10 years at the AUA


Ric Carr MAUA
Events Manager

What drew you to the AUA to begin with?

It was so different to what I had been doing for the last few years and I really wanted a change of direction and scenery. My previous role was working as a Leisure Attendant at the University of Manchester’s busy sports, exhibition and recreation centre; a far cry from your classic nine to five. I was trained in nearly all aspects of the site, so could cover most job roles. It involved lots of shift work, late nights and weekends, so I was on the lookout for something with more routine hours and saw an advertisement to apply for a position at AUA. I applied, never thinking I would be here 10 years later!

What was your first role here?

My first role at the AUA was front of house Administrative Assistant, progressing to Communications and Events Administrator then onto Third Party Services and Communications Officer. I now oversee most of AUA’s events as Events Manager. I have always been process driven and worked across multiple teams, so can see how I’ve naturally gravitated towards running events and working with our third party clients.

What has been the biggest change during your time here?

Apart from my hairline, I would say the biggest change has been the sector itself. There seems to have been a shift in the way people within the sector focus on value, lean thinking, processes, analysing income/expenditure and generally utilising any resources around them to work as effectively and efficiently as possible. No doubt this has always been the case, but it does feel much more apparent these days than ever before.

What are you most proud of/what has been your biggest achievement at the AUA?

Professionally – Leading on the coordination of the AUA Annual Conference and Exhibition. I am currently working on the fine detail and logistics for the 2019 Conference which will be the forth one I have led on. Despite working many similar sized events over the years, the AUA Annual Conference and Exhibition is the largest team effort I have witnessed. It’s hard to quantify how many different people feed into the planning and it’s great to see it all come together. It’s a real testament to all those involved with the AUA and showcases what a huge and inclusive network of people can achieve when working together.

Personally – becoming a dad. I have two beautiful girls (two and five) who have turned my life upside down for the better (let’s not mention the sleep side of things!). Seeing them both develop, learn and absorb the world around them never fails to amaze me. They make me so very proud every day.

Complete this sentence: If I didn’t work at the AUA, my dream job would be …

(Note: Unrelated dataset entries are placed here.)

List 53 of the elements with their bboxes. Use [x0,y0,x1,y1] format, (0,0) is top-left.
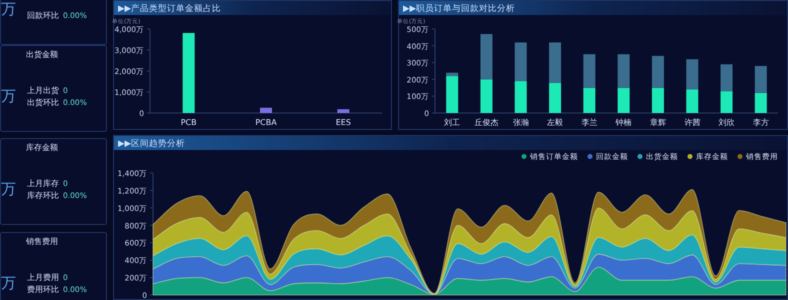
bar [754,92,767,113]
bar [720,64,733,92]
bar [549,42,562,83]
bar [583,88,596,113]
x-tick-label: 刘工 [444,118,460,127]
chart-title: ▶▶产品类型订单金额占比 [118,3,222,14]
x-tick-label: PCBA [255,118,278,127]
bar [514,81,527,113]
bar [480,34,492,80]
text: 上月库存 [27,179,59,188]
bar [514,42,527,82]
x-tick-label: PCB [180,118,197,127]
bar [446,76,458,113]
text: 回款环比 [27,11,59,20]
bar [583,54,596,88]
text: 万 [1,87,16,105]
chart-title: ▶▶区间趋势分析 [118,138,186,149]
text: 上月费用 [27,273,59,282]
bar [182,32,195,113]
x-tick-label: 钟楠 [614,118,632,127]
bar [480,79,492,113]
bar [652,56,664,88]
x-tick-label: EES [336,118,351,127]
bar [754,66,767,93]
bar [260,108,272,113]
x-tick-label: 刘欣 [718,118,735,127]
bar [549,82,562,113]
x-tick-label: 许茜 [684,118,700,127]
x-tick-label: 左毅 [547,118,564,127]
text: 库存环比 [27,191,59,200]
text: 费用环比 [27,285,59,294]
text: 销售费用 [25,237,58,246]
x-tick-label: 李兰 [581,118,598,127]
bar [686,59,698,90]
x-tick-label: 章辉 [650,118,666,127]
chart-title: ▶▶职员订单与回款对比分析 [403,3,516,14]
bar [446,72,458,76]
bar [652,88,664,113]
x-tick-label: 丘俊杰 [474,118,498,127]
text: 出货环比 [27,98,59,107]
x-tick-label: 李方 [752,118,769,127]
x-tick-label: 张瀚 [512,118,529,127]
text: 万 [1,0,16,18]
bar [686,89,698,113]
bar [337,109,350,113]
text: 万 [1,180,16,198]
bar [720,91,733,113]
text: 万 [1,274,16,292]
bar [618,54,630,88]
bar [618,88,630,113]
text: 上月出货 [27,86,59,95]
text: 出货金额 [26,50,58,59]
text: 库存金额 [26,143,58,152]
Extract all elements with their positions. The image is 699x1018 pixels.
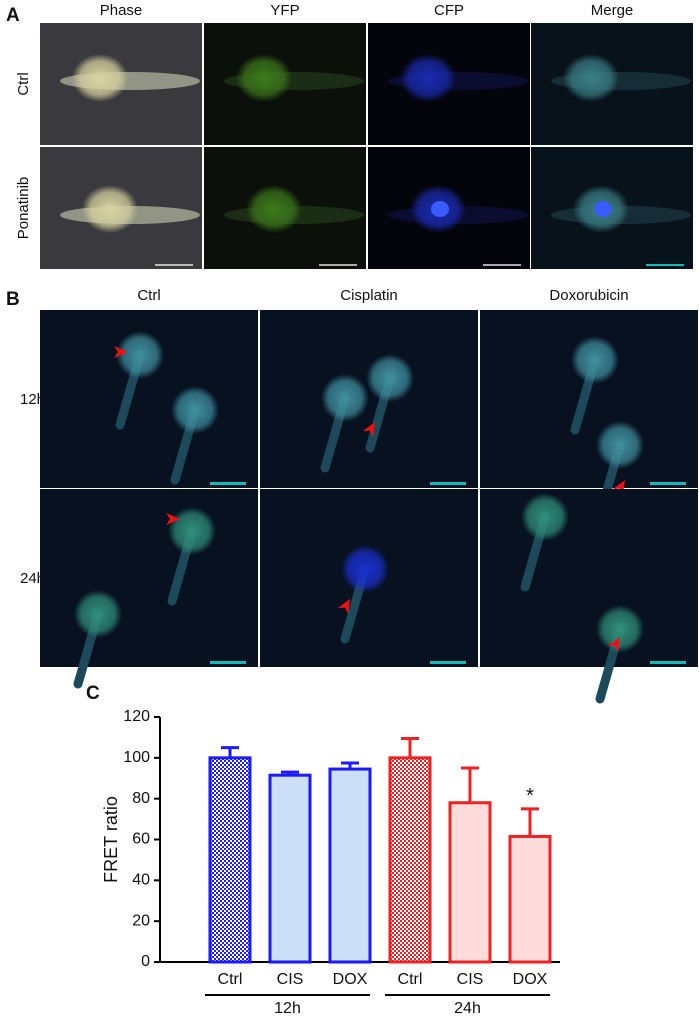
x-tick-label: DOX bbox=[333, 971, 368, 988]
micrograph bbox=[480, 489, 698, 667]
panel-label: B bbox=[6, 289, 20, 310]
group-label: 24h bbox=[454, 1000, 481, 1017]
arrowhead bbox=[166, 513, 180, 525]
arrowhead bbox=[337, 599, 350, 615]
y-tick-label: 0 bbox=[141, 953, 150, 970]
embryo-yolk bbox=[321, 374, 369, 422]
column-header: Cisplatin bbox=[340, 287, 398, 304]
panel-label: A bbox=[6, 5, 20, 26]
embryo-yolk bbox=[400, 54, 456, 102]
y-axis-label: FRET ratio bbox=[101, 796, 121, 883]
embryo-yolk bbox=[246, 185, 302, 233]
scale-bar bbox=[155, 264, 193, 266]
arrowhead bbox=[607, 637, 620, 653]
scale-bar bbox=[650, 661, 686, 664]
bar bbox=[268, 773, 312, 964]
embryo-yolk bbox=[82, 185, 138, 233]
x-tick-label: DOX bbox=[513, 971, 548, 988]
scale-bar bbox=[650, 482, 686, 485]
lesion bbox=[431, 201, 449, 217]
row-label: Ctrl bbox=[15, 72, 32, 95]
x-tick-label: CIS bbox=[277, 971, 304, 988]
scale-bar bbox=[210, 482, 246, 485]
embryo-yolk bbox=[596, 605, 644, 653]
embryo-yolk bbox=[521, 493, 569, 541]
panel-label: C bbox=[86, 683, 100, 704]
bar bbox=[328, 767, 372, 964]
scale-bar bbox=[430, 661, 466, 664]
group-label: 12h bbox=[274, 1000, 301, 1017]
embryo-yolk bbox=[168, 507, 216, 555]
y-tick-label: 40 bbox=[132, 872, 150, 889]
scale-bar bbox=[646, 264, 684, 266]
embryo-yolk bbox=[116, 331, 164, 379]
embryo-yolk bbox=[341, 545, 389, 593]
embryo-yolk bbox=[366, 354, 414, 402]
x-tick-label: CIS bbox=[457, 971, 484, 988]
column-header: Doxorubicin bbox=[549, 287, 628, 304]
annotation: * bbox=[526, 785, 534, 807]
embryo-yolk bbox=[74, 590, 122, 638]
embryo-yolk bbox=[563, 54, 619, 102]
bar bbox=[208, 756, 252, 964]
lesion bbox=[594, 201, 612, 217]
row-label: 24h bbox=[20, 570, 45, 587]
x-tick-label: Ctrl bbox=[218, 971, 243, 988]
embryo-yolk bbox=[236, 54, 292, 102]
arrowhead bbox=[114, 346, 128, 358]
column-header: Merge bbox=[591, 2, 634, 19]
bar bbox=[448, 801, 492, 964]
y-tick-label: 20 bbox=[132, 912, 150, 929]
y-tick-label: 120 bbox=[123, 708, 150, 725]
bar bbox=[388, 756, 432, 964]
micrograph bbox=[40, 489, 258, 667]
row-label: 12h bbox=[20, 391, 45, 408]
micrograph bbox=[480, 310, 698, 488]
x-tick-label: Ctrl bbox=[398, 971, 423, 988]
scale-bar bbox=[430, 482, 466, 485]
scale-bar bbox=[210, 661, 246, 664]
embryo-yolk bbox=[571, 336, 619, 384]
y-tick-label: 80 bbox=[132, 790, 150, 807]
y-tick-label: 100 bbox=[123, 749, 150, 766]
column-header: CFP bbox=[434, 2, 464, 19]
scale-bar bbox=[319, 264, 357, 266]
y-tick-label: 60 bbox=[132, 831, 150, 848]
row-label: Ponatinib bbox=[15, 177, 32, 240]
scale-bar bbox=[483, 264, 521, 266]
column-header: Phase bbox=[100, 2, 143, 19]
column-header: YFP bbox=[270, 2, 299, 19]
embryo-yolk bbox=[596, 421, 644, 469]
micrograph bbox=[260, 310, 478, 488]
arrowhead bbox=[362, 422, 375, 438]
embryo-yolk bbox=[171, 386, 219, 434]
embryo-yolk bbox=[72, 54, 128, 102]
bar bbox=[508, 834, 552, 964]
column-header: Ctrl bbox=[137, 287, 160, 304]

Since I can remember, I have always wanted to be a pilot. The extreme engineering and capabilities of today’s fighter jets is astonishing and something that has always mesmerised me. I have always been a big ‘petrol head’ and love anything that involves speed and adrenaline, so what better job could there be?


Kathy Murray MAUA
Director of Operations


A milestone anniversary inevitably starts a process of looking back and thinking about the time that has been and gone, recalling where you were and how you felt then compared to now, revisiting, and perhaps resetting ambitions and goals.

When I reflect on the ten years I have work at the AUA, it sounds a bit cheesy, but I feel grateful. Grateful for the all the ‘firsts’ I’ve experienced here, like my first management role; I joined the AUA as Communications and Operations Manager, like my first international work trip; I went to Washington to learn from our colleagues at AACRAO in 2017.

I like working for an organisation whose purpose is to support the professional development of others and I really value the sense of community at the AUA. We are a tight knit community of 12 in Manchester but we are part of a much bigger team made up of the 300 members who volunteer to help us deliver the opportunities and activities of membership. I’m also grateful for the encouragement and support I’ve had to develop a career on a path, it feels like, I found accidentally.

While these are stand out moments and reasons, the everyday things are equally as important to me. It is a fast paced environment; new things are always developing, making it an interesting place to work but ultimately, working at the AUA with the team in Manchester is fun. Everyone looks out for each other and even when the pressure is on; it’s a team effort that gets us through. Plus everyone at the AUA can make a cup of tea, an essential quality of a colleague in my opinion.

There has been loads of positive change. I shudder when I think back to the paper based system we used to manage conference bookings or the pink and blue website we had. Things have definitely become more efficient in the back office with the investment in the new CRM system, and members have a much richer online experience today following the development of the Forums and My AUA area. Thankfully the new branding reflects the AUA today and is much easier on the eye!

If I wasn’t working at the AUA, I’d probably be working somewhere else in higher education having come from within the sector to the AUA. If I had my time again I would have never dropped A’ Level Biology and would be a physiotherapist, nurse or some kind of medical professional in the NHS. Would I be happier in another role, a different sector, who knows? I may never have been part of such a fantastic team if I had chosen a different path. People move on, but the AUA team culture remains, we’ve worked hard to create it and it’s what I’m most proud of if I’m honest.